Earmarks first appeared in the 1982 highway bill. Ten projects became 152 in 1987 (leading to a Ronald Reagan veto for “unjustified funding for narrow individual special-interest highway and transit construction”). It then rocketed to over 6,500, at a cost of over $24 billion, in 2005.
None of those earmarked projects solved a pressing need, and many became objects of well-deserved derision. And that is hardly a new revelation. A 1991 GAO review said: “Generally, demonstration projects … were not considered by state and regional transportation officials as critical to their transportation needs,” and often “not included in regional and state plans.”
But that is how the FHTF evolved into an excuse for pork-barrel redistribution at the federal level. As Robert Puentes of the Brookings Institution wrote, “As far as Washington is concerned, transportation is all about money – how much and who gets it … That is why billions and billions of dollars of additional federal investments … do precious little to ameliorate the transportation problems.”
Consider what federal involvement does and does not add to highway investment. It does not add any new resources to those raised from state residents. But it does add inefficiency and bureaucracy, reducing what can be done.
Beyond the billions in pork projects, which by their nature don’t justify their cost, complete devolution to the states would reduce administrative costs, already estimated at 6.5% in a Reason Foundation study a quarter century ago. Doing so would leave more usable resources.
Additionally, the Davis-Bacon (prevailing wage) Act and other federal funding restrictions increase construction costs substantially. Years ago, former Federal Highway Administrator Robert Faris estimated the cost increase from Davis-Bacon alone at 30%, and the Associated Builders and Contractors put it at up to 38% in rural areas.
Even the official estimates of returns on taxes paid that were adopted were misleading, to make a bad deal look better. Measures of FHTF payouts were 10% higher than “contributions,” because the outlays included trust-fund interest earnings. But that overstated benefits, because states would have gotten that interest if it wasn’t routed through Washington. As a result, “donor” states are bigger donors than they thought and many “recipient” states turned out to be losers as well. Further, Congress can impose whatever added conditions it chooses on FHTF money, such as “buy American” and other restrictions.
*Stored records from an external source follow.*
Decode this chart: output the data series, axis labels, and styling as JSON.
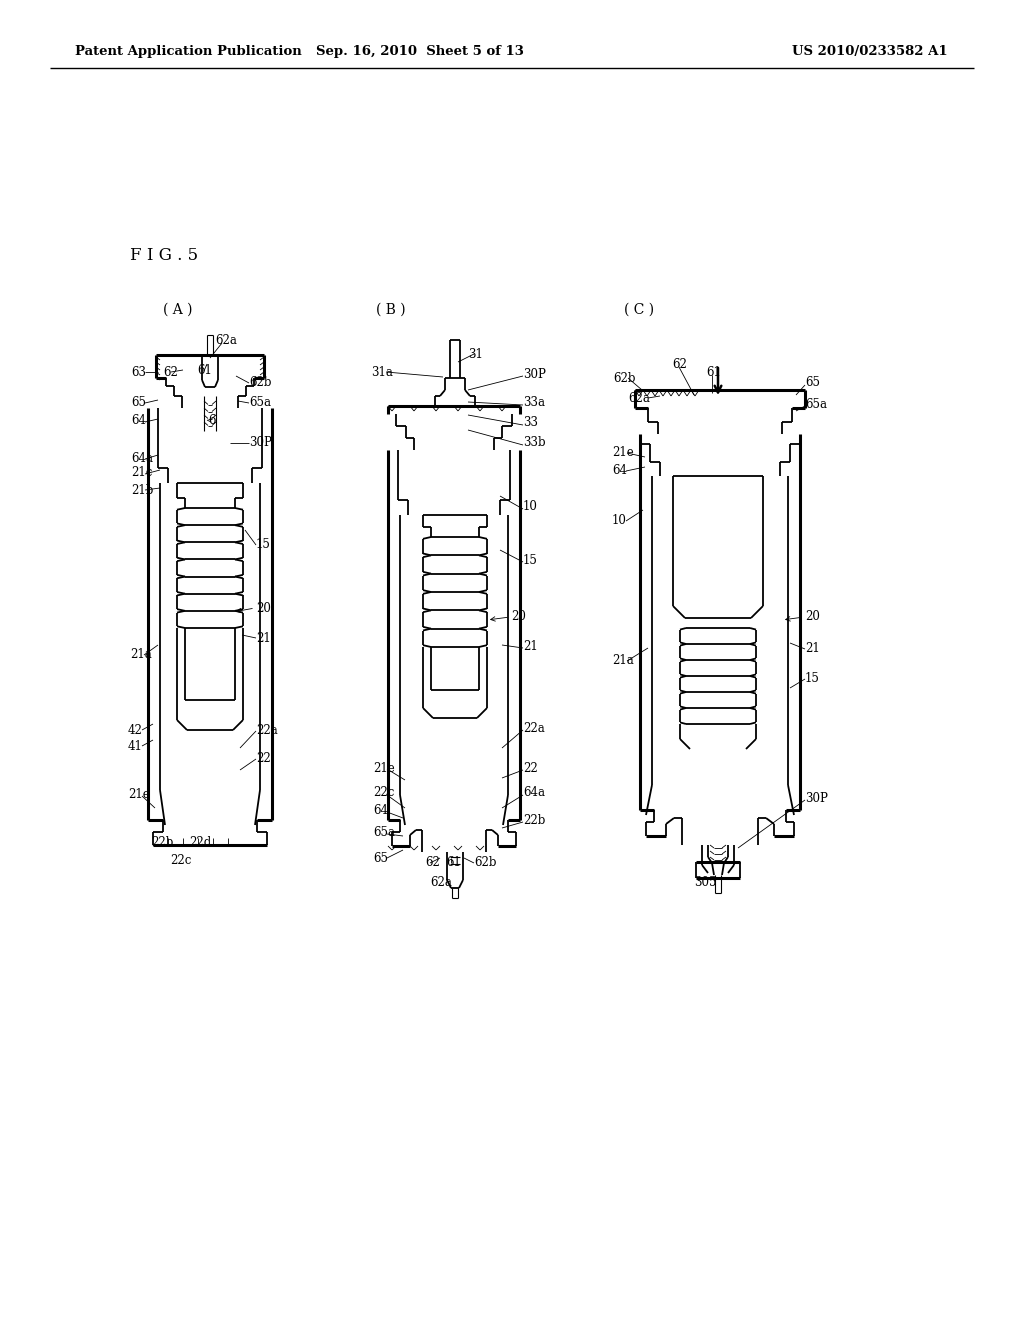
{
  "page_header_left": "Patent Application Publication",
  "page_header_center": "Sep. 16, 2010  Sheet 5 of 13",
  "page_header_right": "US 2010/0233582 A1",
  "fig_label": "F I G . 5",
  "background_color": "#ffffff",
  "line_color": "#000000",
  "panel_labels": [
    "( A )",
    "( B )",
    "( C )"
  ]
}
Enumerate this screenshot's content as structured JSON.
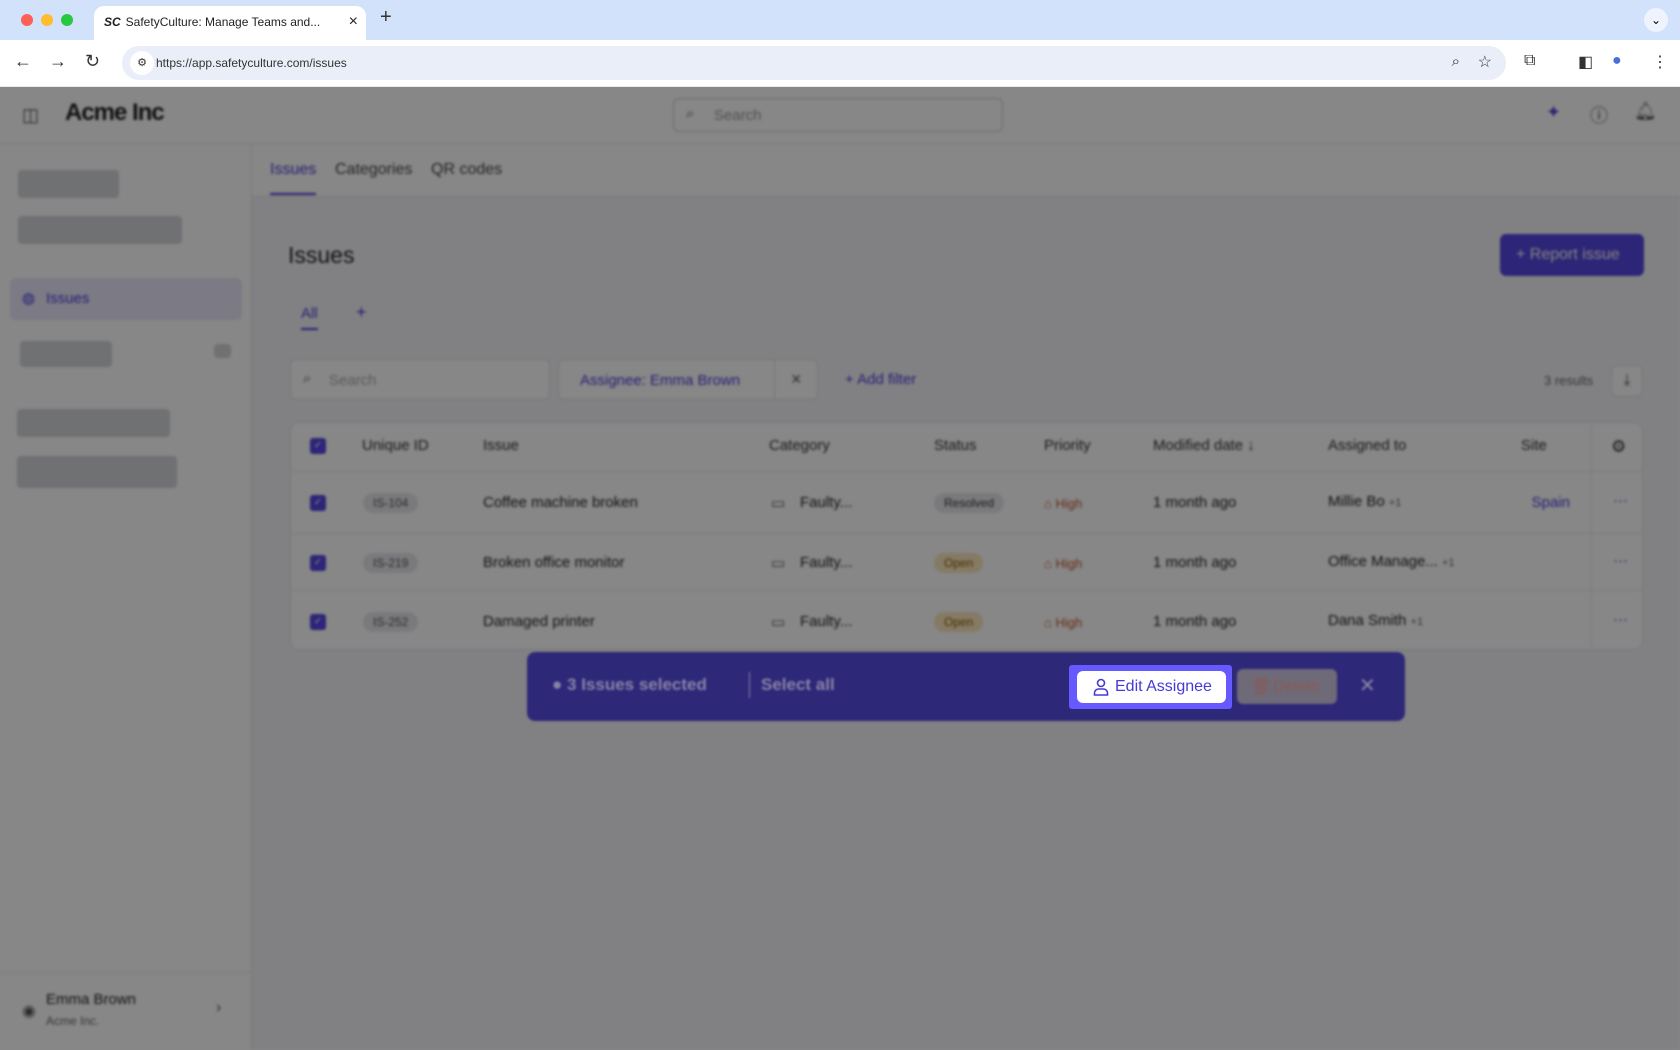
{
  "browser": {
    "tab_title": "SafetyCulture: Manage Teams and...",
    "tab_favicon": "SC",
    "url": "https://app.safetyculture.com/issues"
  },
  "app": {
    "org_name": "Acme Inc",
    "search_placeholder": "Search"
  },
  "sidebar": {
    "active_item": "Issues",
    "user_name": "Emma Brown",
    "user_org": "Acme Inc."
  },
  "subtabs": [
    "Issues",
    "Categories",
    "QR codes"
  ],
  "main": {
    "title": "Issues",
    "report_button": "+ Report issue",
    "views": [
      "All",
      "+"
    ],
    "search_placeholder": "Search",
    "filter_chip": "Assignee: Emma Brown",
    "filter_clear": "×",
    "add_filter": "+ Add filter",
    "results": "3 results"
  },
  "table": {
    "headers": [
      "Unique ID",
      "Issue",
      "Category",
      "Status",
      "Priority",
      "Modified date ↓",
      "Assigned to",
      "Site"
    ],
    "rows": [
      {
        "id": "IS-104",
        "issue": "Coffee machine broken",
        "category": "Faulty...",
        "status": "Resolved",
        "priority": "High",
        "modified": "1 month ago",
        "assigned": "Millie Bo",
        "extra": "+1",
        "site": "Spain"
      },
      {
        "id": "IS-219",
        "issue": "Broken office monitor",
        "category": "Faulty...",
        "status": "Open",
        "priority": "High",
        "modified": "1 month ago",
        "assigned": "Office Manage...",
        "extra": "+1",
        "site": ""
      },
      {
        "id": "IS-252",
        "issue": "Damaged printer",
        "category": "Faulty...",
        "status": "Open",
        "priority": "High",
        "modified": "1 month ago",
        "assigned": "Dana Smith",
        "extra": "+1",
        "site": ""
      }
    ]
  },
  "bulk_bar": {
    "selected": "3 Issues selected",
    "select_all": "Select all",
    "edit_assignee": "Edit Assignee",
    "delete": "Delete",
    "close": "✕"
  },
  "colors": {
    "accent": "#5546e0",
    "highlight": "#6559ff"
  }
}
Even though automobile and truck drivers are by far the primary funding source, FHTF dollars have also increasingly diverted away from roads to where non-road uses are now estimated at over one-quarter of spending. Mass transit funding, which subsidizes services so unattractive that passengers won’t even pay enough to cover operating expenses, much less capital costs, gets a major portion. It is also concentrated in big cities, resulting in substantial redistribution from everywhere else.
It is not time to expand national politician’s influence over transportation spending decisions, made clear by the paucity of people who extoll their current capabilities or achievements at anything. It is instead time to cut the federal middleman out of transportation spending decisions. Politicians may know better than federal bureaucrats what some of their constituents want, as they continuously trumpet, but they don’t know better than the states or the people directly involved. And Washington’s only additions are unjustifiable projects those directly affected are unwilling to pay for, while its Beltway detour subtractions through higher administrative and project costs, diversions of funds to non-road uses, and redistribution “surcharges” imposed on donor states are very large. If those dollars be raised directly and bypass the federal tithe, it could produce far more infrastructure for almost every states’ citizens.
Gary M. Galles is a professor of economics at Pepperdine University.